Weismueller, J., Hachinger, S., Nguyen, H., Weber, T. (2018): Addressing knowledge and know-how biases in the environmental sciences with modern data and compute services, (Geophysical Research Abstracts ; Vol. 20, EGU2018-4399, 2018), General Assembly European Geosciences Union (Vienna 2018).


Zitierlink: https://gfzpublic.gfz-potsdam.de/pubman/item/item_3134913
Zusammenfassung
Environmental scientists typically need to access data from a variety of sources, analyze and process them with different tools, and model them on heterogeneous IT systems.
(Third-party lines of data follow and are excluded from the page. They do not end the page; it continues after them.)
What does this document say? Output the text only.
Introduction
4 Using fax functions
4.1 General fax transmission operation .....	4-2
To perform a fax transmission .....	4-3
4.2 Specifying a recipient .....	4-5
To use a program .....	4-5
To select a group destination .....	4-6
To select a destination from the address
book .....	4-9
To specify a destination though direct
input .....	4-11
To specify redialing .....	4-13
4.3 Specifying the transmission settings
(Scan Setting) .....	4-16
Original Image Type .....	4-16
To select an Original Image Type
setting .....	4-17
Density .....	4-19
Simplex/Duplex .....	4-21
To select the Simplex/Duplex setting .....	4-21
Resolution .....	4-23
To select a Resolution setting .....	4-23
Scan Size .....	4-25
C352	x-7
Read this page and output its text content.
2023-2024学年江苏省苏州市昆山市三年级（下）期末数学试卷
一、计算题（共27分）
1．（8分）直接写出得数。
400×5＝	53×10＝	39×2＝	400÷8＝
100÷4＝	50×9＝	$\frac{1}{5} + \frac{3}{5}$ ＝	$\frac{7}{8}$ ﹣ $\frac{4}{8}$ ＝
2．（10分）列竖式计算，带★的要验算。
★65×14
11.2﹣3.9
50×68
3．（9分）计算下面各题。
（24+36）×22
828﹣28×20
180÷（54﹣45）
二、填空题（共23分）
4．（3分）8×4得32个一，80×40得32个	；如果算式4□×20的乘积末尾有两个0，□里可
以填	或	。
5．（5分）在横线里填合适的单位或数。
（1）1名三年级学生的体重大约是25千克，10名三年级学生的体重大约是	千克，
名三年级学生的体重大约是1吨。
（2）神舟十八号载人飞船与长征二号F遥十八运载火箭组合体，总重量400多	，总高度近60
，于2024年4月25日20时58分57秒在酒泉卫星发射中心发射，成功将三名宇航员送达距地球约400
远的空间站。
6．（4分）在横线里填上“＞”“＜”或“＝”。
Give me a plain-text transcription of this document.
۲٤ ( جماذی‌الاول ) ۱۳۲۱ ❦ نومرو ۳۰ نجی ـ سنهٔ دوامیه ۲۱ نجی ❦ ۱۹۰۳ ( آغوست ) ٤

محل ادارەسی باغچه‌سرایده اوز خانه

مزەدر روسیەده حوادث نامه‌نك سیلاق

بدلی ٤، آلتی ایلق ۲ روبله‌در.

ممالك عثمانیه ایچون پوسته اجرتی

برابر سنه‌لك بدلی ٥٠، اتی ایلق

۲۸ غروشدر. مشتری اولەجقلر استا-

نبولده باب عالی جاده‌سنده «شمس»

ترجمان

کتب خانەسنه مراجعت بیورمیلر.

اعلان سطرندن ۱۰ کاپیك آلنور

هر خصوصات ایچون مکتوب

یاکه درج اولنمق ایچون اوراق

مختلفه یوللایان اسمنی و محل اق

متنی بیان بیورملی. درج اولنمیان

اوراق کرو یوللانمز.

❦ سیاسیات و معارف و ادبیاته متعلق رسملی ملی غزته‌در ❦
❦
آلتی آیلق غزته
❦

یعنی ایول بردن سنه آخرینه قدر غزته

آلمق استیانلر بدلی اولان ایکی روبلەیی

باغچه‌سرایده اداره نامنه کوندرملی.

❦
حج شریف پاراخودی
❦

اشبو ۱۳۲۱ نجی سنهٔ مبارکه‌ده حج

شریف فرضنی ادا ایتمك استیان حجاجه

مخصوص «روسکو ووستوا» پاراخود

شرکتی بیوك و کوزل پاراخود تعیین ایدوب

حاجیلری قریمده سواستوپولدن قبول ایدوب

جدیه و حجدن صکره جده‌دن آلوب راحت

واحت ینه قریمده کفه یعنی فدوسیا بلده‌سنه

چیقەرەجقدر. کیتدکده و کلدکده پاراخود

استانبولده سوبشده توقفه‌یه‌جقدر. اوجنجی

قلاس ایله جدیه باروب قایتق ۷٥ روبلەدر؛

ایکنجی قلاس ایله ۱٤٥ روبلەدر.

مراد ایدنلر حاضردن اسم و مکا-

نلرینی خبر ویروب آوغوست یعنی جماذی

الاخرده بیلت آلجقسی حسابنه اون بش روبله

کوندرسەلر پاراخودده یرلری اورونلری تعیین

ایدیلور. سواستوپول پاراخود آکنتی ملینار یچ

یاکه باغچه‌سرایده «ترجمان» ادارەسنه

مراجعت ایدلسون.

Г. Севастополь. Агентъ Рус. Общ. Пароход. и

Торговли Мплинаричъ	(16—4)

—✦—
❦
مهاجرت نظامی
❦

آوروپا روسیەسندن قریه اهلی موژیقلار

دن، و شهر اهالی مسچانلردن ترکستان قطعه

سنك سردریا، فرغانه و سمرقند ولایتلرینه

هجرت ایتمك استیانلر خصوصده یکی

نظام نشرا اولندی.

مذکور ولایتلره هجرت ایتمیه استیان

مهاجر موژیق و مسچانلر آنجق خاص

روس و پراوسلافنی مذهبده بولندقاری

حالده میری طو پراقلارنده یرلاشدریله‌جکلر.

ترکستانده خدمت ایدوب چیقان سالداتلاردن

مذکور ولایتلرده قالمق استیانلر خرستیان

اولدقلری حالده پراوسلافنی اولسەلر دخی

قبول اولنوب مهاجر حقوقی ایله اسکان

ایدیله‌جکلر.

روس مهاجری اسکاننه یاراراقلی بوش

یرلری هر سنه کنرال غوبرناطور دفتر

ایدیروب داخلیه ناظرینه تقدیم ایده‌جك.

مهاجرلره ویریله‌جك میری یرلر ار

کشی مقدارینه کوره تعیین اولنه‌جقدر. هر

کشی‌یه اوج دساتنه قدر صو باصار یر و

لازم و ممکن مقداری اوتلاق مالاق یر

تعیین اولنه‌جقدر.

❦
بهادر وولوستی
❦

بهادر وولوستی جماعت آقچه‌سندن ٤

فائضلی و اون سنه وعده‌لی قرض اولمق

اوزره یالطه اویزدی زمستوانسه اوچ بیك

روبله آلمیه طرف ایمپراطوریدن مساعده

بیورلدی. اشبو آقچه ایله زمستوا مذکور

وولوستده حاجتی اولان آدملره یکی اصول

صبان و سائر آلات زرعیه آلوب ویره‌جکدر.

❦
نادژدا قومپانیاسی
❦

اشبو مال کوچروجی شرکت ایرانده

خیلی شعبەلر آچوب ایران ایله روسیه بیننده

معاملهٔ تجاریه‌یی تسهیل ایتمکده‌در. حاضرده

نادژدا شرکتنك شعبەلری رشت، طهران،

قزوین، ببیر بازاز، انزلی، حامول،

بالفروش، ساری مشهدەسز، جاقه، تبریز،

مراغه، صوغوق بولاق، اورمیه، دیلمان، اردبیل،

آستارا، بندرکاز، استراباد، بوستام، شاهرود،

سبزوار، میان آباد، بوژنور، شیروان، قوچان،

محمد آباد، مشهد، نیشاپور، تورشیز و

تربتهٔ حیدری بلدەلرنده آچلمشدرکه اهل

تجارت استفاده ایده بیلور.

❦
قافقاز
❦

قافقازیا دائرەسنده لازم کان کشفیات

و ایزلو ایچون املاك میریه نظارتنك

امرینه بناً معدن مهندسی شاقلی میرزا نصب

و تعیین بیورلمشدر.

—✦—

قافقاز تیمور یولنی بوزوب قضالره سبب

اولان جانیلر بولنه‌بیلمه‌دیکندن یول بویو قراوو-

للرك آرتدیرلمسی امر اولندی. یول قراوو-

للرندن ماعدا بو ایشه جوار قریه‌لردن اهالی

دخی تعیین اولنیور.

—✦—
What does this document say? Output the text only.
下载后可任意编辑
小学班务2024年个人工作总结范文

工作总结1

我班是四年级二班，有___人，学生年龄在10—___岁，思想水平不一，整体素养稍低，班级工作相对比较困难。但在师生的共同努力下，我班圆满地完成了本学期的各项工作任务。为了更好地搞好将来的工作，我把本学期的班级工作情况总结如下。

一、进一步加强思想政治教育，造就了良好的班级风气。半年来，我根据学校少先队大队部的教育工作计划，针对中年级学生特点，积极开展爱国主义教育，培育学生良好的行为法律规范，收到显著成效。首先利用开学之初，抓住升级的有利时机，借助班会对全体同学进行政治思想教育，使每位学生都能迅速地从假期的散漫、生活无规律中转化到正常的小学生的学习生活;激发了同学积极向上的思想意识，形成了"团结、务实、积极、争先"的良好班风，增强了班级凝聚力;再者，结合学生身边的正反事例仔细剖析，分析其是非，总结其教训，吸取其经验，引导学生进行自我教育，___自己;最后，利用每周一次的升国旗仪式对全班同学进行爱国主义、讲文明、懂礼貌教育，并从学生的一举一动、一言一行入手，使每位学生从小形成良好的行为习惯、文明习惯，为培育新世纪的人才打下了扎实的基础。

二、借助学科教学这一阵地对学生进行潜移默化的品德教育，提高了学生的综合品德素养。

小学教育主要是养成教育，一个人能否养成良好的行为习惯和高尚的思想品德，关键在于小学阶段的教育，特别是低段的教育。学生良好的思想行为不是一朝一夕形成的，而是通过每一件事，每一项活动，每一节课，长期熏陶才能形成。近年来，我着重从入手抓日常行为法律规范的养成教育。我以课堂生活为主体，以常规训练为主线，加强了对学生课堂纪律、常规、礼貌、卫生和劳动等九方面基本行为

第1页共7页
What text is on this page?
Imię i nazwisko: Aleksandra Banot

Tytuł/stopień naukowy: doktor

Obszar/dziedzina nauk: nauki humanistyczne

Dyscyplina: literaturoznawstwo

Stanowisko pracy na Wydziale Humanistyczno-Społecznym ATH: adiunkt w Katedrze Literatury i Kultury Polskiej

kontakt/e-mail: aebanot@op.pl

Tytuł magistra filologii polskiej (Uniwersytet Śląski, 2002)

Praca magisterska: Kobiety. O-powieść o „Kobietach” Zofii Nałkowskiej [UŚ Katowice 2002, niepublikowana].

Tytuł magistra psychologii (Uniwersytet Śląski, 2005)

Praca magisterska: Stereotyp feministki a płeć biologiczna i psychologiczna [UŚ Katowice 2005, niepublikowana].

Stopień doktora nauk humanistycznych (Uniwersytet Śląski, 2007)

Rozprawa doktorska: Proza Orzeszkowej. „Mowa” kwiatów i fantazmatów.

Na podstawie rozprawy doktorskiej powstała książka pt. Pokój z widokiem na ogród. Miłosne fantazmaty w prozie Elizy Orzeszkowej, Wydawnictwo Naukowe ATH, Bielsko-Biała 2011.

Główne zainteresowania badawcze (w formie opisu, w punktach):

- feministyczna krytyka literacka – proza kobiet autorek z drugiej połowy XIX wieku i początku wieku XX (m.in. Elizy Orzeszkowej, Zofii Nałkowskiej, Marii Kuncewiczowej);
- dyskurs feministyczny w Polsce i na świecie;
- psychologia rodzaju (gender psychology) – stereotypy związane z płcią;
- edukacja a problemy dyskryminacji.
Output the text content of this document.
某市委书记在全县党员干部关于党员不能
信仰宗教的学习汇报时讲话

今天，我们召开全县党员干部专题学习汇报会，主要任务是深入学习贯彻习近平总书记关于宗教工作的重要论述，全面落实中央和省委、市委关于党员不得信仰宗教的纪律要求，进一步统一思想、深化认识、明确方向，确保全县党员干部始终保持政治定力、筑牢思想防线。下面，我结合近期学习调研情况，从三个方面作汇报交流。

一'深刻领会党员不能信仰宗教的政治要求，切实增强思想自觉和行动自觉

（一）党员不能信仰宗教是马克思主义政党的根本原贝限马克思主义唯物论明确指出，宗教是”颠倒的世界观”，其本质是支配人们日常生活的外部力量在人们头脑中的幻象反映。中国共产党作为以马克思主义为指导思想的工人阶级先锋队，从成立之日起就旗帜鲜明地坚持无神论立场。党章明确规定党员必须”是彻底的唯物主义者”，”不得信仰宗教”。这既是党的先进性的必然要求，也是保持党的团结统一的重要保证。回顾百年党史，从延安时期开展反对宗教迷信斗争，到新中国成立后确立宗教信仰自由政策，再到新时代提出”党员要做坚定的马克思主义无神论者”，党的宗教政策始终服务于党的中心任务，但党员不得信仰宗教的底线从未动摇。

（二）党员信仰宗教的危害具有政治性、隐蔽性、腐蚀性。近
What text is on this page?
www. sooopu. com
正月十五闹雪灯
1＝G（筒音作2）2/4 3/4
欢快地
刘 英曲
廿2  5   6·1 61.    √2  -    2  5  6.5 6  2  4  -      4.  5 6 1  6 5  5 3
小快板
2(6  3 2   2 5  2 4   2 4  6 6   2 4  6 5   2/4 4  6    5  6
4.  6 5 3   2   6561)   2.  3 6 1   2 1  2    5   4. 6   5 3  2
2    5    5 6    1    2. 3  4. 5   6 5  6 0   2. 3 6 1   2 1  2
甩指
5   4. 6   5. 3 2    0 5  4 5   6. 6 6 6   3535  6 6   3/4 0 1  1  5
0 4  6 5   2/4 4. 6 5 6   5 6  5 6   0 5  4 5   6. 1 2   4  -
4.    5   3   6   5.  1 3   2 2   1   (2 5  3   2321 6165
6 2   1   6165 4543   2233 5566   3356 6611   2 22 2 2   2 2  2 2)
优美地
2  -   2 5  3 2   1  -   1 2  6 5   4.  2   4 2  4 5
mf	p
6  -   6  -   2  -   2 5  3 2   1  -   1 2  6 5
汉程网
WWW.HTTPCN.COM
Gathering all the necessary knowledge and executing the corresponding workflows repeatedly consumes a lot of the researcher’s time, which leads to a problem we call the "knowledge and know-how bias": Scientists will generally prefer data from sources they are familiar with, and focus on computational methods and tools they know. This undesirable situation can be improved by services that help scientists with their core workflows in data-driven research. We believe that optimizing scientific workflows – which in the environmental sciences typically involve data and metadata in diverse formats, as well as a vast variety of software stacks and libraries for data analysis – should not be the primary task of a scientist, but rather a central service of modern scientific data and computing centers. With their expertise in this area, they can provide scientists with specifically tailored, yet flexible solutions. With this aim in mind, we exemplarily discuss efforts to set up closer collaborations between scientists and the Leibniz Supercomputing Centre (LRZ, Garching, Germany). High-level IT services developed in such contexts will enable environmental scientists to shift the focus of their work away from the search for data and methods towards their actual research, and reduce the knowledge and know-how biases of their work.